Humility’s Final Goal

Now, therefore, after ascending all these steps of humility, the monk will quickly arrive at that perfect love of God which casts out fear.  Through this love, all that he once performed with dread, he will now begin to observe without effort, as though naturally, from habit, no longer out of fear of hell, but out of love for Christ, good habit and delight in virtue. Rule of St. Benedict

Our Lenten journey through the different steps of humility at first seems repugnant and contrary to human nature.  And, indeed, it is.  But the value Benedict sees in the process is that these harsh and difficult steps are like strong medicine that we must take in order to get well.  Saint Benedict knows that we are alienated from God by our pride, egocentrism, and lust for power.  To remedy this fundamental depravity on our part, those hindrances to our relationship with God and with others, he suggests that we undertake the path of humility, the way proposed by the Lord Himself.

If the road to humility may seem at times nothing but struggle and futility, Saint Benedict readily comes to our rescue by reminding us of its ultimate goal.  If we endure the struggle, and gradually let go of our pride, arrogance, self-importance, and judgement of others, it is so that we may “more quickly arrive at that perfect love of God.”

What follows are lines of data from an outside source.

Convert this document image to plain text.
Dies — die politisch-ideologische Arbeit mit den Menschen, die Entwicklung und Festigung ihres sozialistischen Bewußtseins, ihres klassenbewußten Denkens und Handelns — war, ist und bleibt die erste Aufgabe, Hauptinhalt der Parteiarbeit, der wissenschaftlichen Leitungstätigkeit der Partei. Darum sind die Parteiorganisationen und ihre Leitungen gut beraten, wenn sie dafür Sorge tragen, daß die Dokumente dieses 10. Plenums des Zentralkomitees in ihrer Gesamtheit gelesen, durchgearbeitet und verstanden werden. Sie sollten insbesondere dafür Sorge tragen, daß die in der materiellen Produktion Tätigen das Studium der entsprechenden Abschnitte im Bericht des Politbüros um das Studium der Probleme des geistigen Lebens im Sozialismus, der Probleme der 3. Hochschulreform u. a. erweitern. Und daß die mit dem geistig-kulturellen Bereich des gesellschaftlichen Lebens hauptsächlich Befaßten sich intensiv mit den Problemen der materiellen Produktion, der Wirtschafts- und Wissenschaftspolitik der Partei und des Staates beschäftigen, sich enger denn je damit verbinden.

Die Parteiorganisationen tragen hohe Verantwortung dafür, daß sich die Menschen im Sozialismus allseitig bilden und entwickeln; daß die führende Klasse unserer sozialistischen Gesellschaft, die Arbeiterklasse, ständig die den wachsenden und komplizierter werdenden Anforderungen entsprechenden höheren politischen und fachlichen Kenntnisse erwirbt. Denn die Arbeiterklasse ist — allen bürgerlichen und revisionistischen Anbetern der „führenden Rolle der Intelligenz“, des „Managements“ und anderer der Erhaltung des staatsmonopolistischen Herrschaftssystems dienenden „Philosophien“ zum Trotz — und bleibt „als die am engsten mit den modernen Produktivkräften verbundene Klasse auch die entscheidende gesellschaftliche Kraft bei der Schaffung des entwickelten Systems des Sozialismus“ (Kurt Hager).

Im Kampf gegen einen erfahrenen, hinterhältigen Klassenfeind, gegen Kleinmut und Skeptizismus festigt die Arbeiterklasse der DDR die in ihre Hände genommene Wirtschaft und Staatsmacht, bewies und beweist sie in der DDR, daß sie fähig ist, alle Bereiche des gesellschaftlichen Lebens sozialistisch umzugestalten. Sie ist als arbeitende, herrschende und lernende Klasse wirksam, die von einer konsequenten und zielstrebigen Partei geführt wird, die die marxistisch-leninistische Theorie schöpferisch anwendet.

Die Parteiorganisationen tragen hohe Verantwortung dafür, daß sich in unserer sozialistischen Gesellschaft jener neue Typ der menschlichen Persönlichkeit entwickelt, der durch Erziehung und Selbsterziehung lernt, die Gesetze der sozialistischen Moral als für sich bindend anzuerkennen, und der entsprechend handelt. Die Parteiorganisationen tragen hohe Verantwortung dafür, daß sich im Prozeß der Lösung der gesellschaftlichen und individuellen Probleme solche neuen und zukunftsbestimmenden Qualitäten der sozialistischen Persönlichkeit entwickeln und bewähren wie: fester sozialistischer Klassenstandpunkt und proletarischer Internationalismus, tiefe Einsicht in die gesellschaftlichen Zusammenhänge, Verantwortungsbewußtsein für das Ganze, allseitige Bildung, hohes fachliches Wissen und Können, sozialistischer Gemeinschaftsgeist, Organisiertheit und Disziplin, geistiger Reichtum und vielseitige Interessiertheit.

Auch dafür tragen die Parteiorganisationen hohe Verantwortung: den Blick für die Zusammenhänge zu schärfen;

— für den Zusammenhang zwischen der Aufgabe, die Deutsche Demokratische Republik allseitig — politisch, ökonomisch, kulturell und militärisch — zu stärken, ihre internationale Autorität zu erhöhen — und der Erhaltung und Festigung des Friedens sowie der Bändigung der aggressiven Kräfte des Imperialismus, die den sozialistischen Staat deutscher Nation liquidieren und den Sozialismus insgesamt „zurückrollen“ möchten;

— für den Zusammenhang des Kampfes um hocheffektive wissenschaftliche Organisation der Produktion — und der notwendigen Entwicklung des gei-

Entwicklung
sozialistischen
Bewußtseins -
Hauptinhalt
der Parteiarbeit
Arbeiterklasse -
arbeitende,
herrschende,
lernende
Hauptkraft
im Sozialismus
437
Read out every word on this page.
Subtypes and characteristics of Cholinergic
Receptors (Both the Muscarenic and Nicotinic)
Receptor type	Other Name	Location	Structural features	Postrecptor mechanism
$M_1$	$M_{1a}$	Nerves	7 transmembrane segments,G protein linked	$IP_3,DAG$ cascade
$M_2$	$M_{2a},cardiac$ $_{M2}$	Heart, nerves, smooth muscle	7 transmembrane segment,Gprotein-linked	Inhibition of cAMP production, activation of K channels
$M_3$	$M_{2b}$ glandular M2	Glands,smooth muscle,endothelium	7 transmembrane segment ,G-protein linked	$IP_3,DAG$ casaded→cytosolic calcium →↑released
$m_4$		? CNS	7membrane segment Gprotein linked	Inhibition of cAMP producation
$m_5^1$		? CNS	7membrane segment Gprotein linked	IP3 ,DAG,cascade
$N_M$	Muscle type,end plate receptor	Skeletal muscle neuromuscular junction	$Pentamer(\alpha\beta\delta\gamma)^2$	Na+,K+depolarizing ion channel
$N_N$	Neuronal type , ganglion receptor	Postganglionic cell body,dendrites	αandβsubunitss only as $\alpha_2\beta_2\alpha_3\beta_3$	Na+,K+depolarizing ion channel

The early monastic fathers and mothers claimed that the only purpose of their monastic life was to cling to that most excellent way which is love.  Saint Benedict, a true inheritor of that tradition, passed on the same teaching to his disciples.  He reminds each of us that to walk in the footsteps of Christ, whose love we must prefer above all things, we must learn to walk in the way of love and to learn love as Jesus did.  To do the work of love is our sole occupation.  The work of love is real, imperative, and it must absorb our entire lives.